Like Petersburg, Chuck MacVean - an entomologist from Colorado State University - was a good spokesman for the crickets, for unlike most of us, he gloried in them. At his trailer-turned-lab, parked in the small town of Dinosaur, Colo., MacVean had his collection of crickets, a centrifuge in which he made extractions of crickets to determine the presence of parasites, and his freezer - a veritable cricket morgue.
MacVean said that during the Dust Bowl years, drought and overgrazing rendered the Great Plains barren; crickets only made things worse. In years of average rainfall, there is enough vegetation to keep both cows and crickets happy. Overall, his two-year study found that cricket grazing has no significant effect on livestock grazing, largely because Mormon crickets mostly eat plants that cattle don't like.
I pondered all this as I lay in my sleeping bag after the first vain day of searching for the peregrines. While phantom crickets nibbled at my feet, I contemplated the numberless stars above and the numberless crickets below. I decided I could tolerate a cricket for a bedfellow if it meant the peregrine falcon could continue its recovery.
The next morning, I walked out to my observation point, the crickets already descended from their nightly roost in the pinyon and juniper trees. The day promised to be a hot one, and without a peregrine in sight, a frustrating one as well.
Just as I readied to brush a wayward cricket off a pantleg, I heard a shout. Someone had found the falcons, a juvenile male and a mature female soaring through the sandstone canyon below. Although they weren't old enough to breed, it was a new pair. Given half a chance, the peregrine falcon would once again rule the canyons.
As I watched the birds scanning the canyon for prey my textbook understanding of ecology was transformed. I still get annoyed by gnats, I wonder about the purpose of poison oak, and I can still be grossed out by crickets cannibalizing each other. But I no longer question whether such pests have a right to exist.
"When we try to pick out anything by itself, we find it hitched to everything else in the universe," John Muir wrote. During that summer in Dinosaur National Monument, the ties that bind crickets, and songbirds, and falcons, and me became visible. If we eliminate the bothersome, ugly or insignificant, we also destroy that which we hold dear.
The cricket plague has diminished over the years, although isolated bands return each spring. Some ranchers near Dinosaur still want to spray, but settlement of a lawsuit filed by the National Parks and Conservation Association and the Sierra Club halted spraying for crickets within 10 miles of a peregrine nest.

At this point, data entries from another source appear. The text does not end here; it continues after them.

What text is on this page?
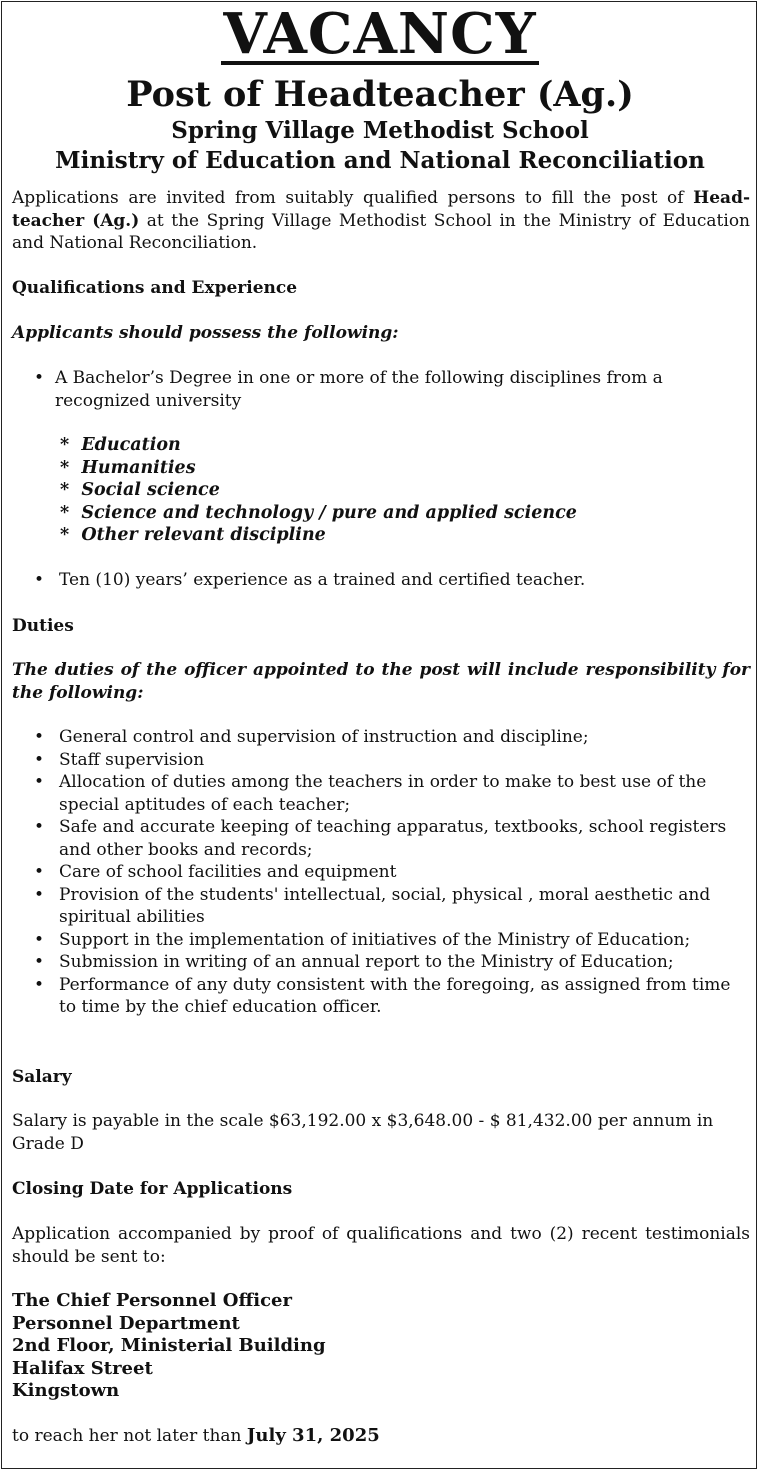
VACANCY
Post of Headteacher (Ag.)
Spring Village Methodist School
Ministry of Education and National Reconciliation
Applications are invited from suitably qualified persons to fill the post of Headteacher (Ag.) at the Spring Village Methodist School in the Ministry of Education and National Reconciliation.
Qualifications and Experience
Applicants should possess the following:
• A Bachelor’s Degree in one or more of the following disciplines from a recognized university
* Education
* Humanities
* Social science
* Science and technology / pure and applied science
* Other relevant discipline
• Ten (10) years’ experience as a trained and certified teacher.
Duties
The duties of the officer appointed to the post will include responsibility for the following:
• General control and supervision of instruction and discipline;
• Staff supervision
• Allocation of duties among the teachers in order to make to best use of the special aptitudes of each teacher;
• Safe and accurate keeping of teaching apparatus, textbooks, school registers and other books and records;
• Care of school facilities and equipment
• Provision of the students' intellectual, social, physical , moral aesthetic and spiritual abilities
• Support in the implementation of initiatives of the Ministry of Education;
• Submission in writing of an annual report to the Ministry of Education;
• Performance of any duty consistent with the foregoing, as assigned from time to time by the chief education officer.
Salary
Salary is payable in the scale $63,192.00 x $3,648.00 - $ 81,432.00 per annum in Grade D
Closing Date for Applications
Application accompanied by proof of qualifications and two (2) recent testimonials should be sent to:
The Chief Personnel Officer
Personnel Department
2nd Floor, Ministerial Building
Halifax Street
Kingstown
to reach her not later than July 31, 2025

This means quite a bit of the monument is off limits. From 1987 to 1994, the number of peregrine pairs increased from four to 15. While the USDA inspection service still kills crickets, it relies mostly on pesticide-laced ground bait on cricket egg beds rather than on aerial spraying. n
Dena Leibman now lives in Washington, D.C., where she is editor of Friends of the Earth newsmagazine.
A version of this article appeared in Indiana University Alumni Magazine.